The next question is coming from Kevin Wilson of Truist Securities.

Speaker 14

This is actually Kevin Wilson on for Jamie. I want to ask on Europe. I think you said grew modestly, excluding the procurement shifts in consumer electronics. Sorry if I missed it; was that modest growth also excluding the onetime partnership in the quarter? And then just more broadly, excluding the onetime and excluding the procurement shifts, how are you thinking about demand trends, organic growth and your visibility in Europe? And maybe if it's possible to strip out auto, think about how that market is performing.

Yes. Maybe let me start here and then perhaps Matt will add. So I think if you look at Europe, right, so first of all, where did we saw strength? So we saw strength in the packaging market, thanks to our sales force transformation and kind of increased outreach there and penetration with our AI easy-to-use products. But then at the same time, we see stronger weakness still in the automotive side. So Matt talked about that before. That's the one market in the automotive, which is really still down. So that's kind of balanced itself out a little bit. And in general, I would say Europe, clearly, if you look back to the PMI numbers, PMIs have been improving over the last couple of months. But really from, I would say, almost depressed level more to like maybe close to a neutral level. In that regard, I would say we remain still a bit cautious about Europe and wouldn't call that there is some large growth coming somewhere in the near term; at least, that's not what is suggested by the macro data which we're looking at.

No, I think you have it roughly right. And just to remind the group, we started on this journey of really substantially broadening our sales channel several years ago, really in 2023. And as we expanded our sales force and brought on many new sales noise, as we call them, sales engineers, we made the decision to combine what was really 2 sales organizations into one earlier this year in January.
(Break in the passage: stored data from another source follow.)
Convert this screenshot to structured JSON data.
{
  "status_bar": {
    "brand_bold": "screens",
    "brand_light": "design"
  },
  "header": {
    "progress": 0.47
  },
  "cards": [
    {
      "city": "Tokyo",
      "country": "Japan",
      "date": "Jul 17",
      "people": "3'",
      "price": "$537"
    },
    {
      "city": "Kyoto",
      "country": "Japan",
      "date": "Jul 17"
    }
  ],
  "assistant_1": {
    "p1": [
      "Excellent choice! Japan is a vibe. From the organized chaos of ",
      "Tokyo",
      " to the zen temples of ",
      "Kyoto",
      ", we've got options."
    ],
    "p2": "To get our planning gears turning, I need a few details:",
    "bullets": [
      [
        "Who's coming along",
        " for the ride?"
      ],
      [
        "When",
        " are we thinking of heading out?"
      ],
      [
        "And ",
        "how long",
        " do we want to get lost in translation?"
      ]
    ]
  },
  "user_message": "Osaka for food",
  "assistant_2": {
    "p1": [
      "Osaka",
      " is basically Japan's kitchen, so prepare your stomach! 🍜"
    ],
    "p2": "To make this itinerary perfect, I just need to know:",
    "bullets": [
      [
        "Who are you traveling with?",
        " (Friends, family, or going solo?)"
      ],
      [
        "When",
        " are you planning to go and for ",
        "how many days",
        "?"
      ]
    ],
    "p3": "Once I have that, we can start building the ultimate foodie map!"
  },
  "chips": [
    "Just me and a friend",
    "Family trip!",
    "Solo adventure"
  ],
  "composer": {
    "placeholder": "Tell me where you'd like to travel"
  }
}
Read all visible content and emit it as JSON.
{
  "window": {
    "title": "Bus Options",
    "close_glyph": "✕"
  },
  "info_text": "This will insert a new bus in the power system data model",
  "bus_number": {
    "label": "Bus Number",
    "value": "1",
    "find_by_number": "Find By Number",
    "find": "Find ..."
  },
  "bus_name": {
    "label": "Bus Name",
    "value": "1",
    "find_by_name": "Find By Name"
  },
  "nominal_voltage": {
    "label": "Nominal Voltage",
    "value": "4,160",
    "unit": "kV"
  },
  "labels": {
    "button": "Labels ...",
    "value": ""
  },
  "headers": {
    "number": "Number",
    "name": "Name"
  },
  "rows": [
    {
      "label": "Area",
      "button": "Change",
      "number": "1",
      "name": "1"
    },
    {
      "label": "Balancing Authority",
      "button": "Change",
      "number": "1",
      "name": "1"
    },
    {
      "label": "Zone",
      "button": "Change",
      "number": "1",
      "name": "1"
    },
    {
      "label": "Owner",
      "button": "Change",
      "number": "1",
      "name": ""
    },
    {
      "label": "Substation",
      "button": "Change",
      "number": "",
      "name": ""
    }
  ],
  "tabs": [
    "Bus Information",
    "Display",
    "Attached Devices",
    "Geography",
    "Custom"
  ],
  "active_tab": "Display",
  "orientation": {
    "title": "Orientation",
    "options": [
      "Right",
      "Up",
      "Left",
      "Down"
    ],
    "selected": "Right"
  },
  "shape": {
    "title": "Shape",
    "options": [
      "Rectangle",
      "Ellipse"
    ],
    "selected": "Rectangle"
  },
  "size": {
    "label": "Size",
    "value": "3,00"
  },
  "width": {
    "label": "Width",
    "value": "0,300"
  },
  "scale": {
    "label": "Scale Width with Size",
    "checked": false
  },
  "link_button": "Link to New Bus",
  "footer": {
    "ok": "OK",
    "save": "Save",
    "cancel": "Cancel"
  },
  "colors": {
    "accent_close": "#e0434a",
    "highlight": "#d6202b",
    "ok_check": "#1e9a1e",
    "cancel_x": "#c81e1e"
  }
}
And I would say that was the right decision, and it's going very well, where we've really formed new territories and new teams focused on different missions, and those missions are between finding new customers, driving penetration in existing customers, working with more sophisticated customers like machine builders and other OEMs. So I would say I'm very pleased with where we are in terms of our sales strategy and sales organizational structure. I'd say, as we look forward into the new year, it's less about significant substantial change, and it's more about continuous improvement. We made big investments over the years in modern business systems and tools, primarily in the area of CRM. And I would say we're starting to use those tools quite effectively in terms of how we identify new sales opportunities. We get those leads to our sales noids to qualify and consult. And so what inning we're in, I wouldn't say, but I'm very encouraged by the progress we've made since the first of this year. And really, the focus right now is on continuous improvement, driving efficiency and less about any substantial changes heading into next year.

Operator

That is all the time we have for questions today. I will now turn the call back over to Mr. Moschner for closing comments.

Thank you for joining us this morning and for your continued support. We look forward to updating you on our progress heading into the fourth quarter.